New York—Macy’s reported stronger-than-expected revenue for the first fiscal quarter, driven by robust performance in several categories, including jewelry.
Sales for the quarter slipped 3.3% year-on-year to $5 billion, exceeding the $4.97 billion forecast by analysts. Comparable-store sales—covering owned and licensed stores open for at least a year—decreased by 0.3%, with top-performing categories like jewelry contributing to the improved results.
“Beyond apparel, accessories performed better than expected, with strengths in women’s shoes and fine jewelry, offset by ongoing weakness in handbags,” Macy’s CEO Tony Spring said during an earnings call transcribed by The Motley Fool.
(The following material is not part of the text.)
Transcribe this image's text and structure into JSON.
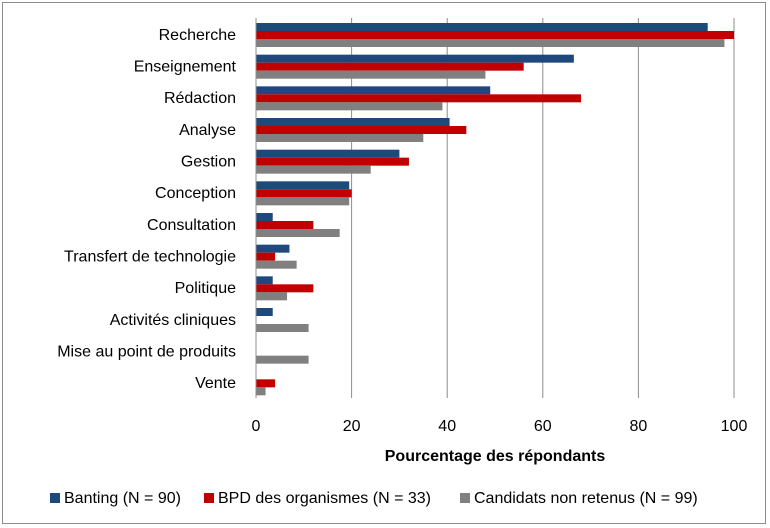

Profit for the period fell 60% compared to the same period last year, dropping to $62 million.
Despite the decline in profit, Macy’s has raised its guidance for the full fiscal year. The company now anticipates sales between $22.3 billion and $22.9 billion, slightly up from its February forecast of $22.2 billion to $22.9 billion. Comparable-store sales are expected to range from a 1% decrease to a 1.5% increase, an improvement from the initial prediction of a 1.5% decrease to a 1.5% increase.
Macy’s continues to leverage strong categories like jewelry to bolster its financial performance, demonstrating resilience amid challenging retail conditions.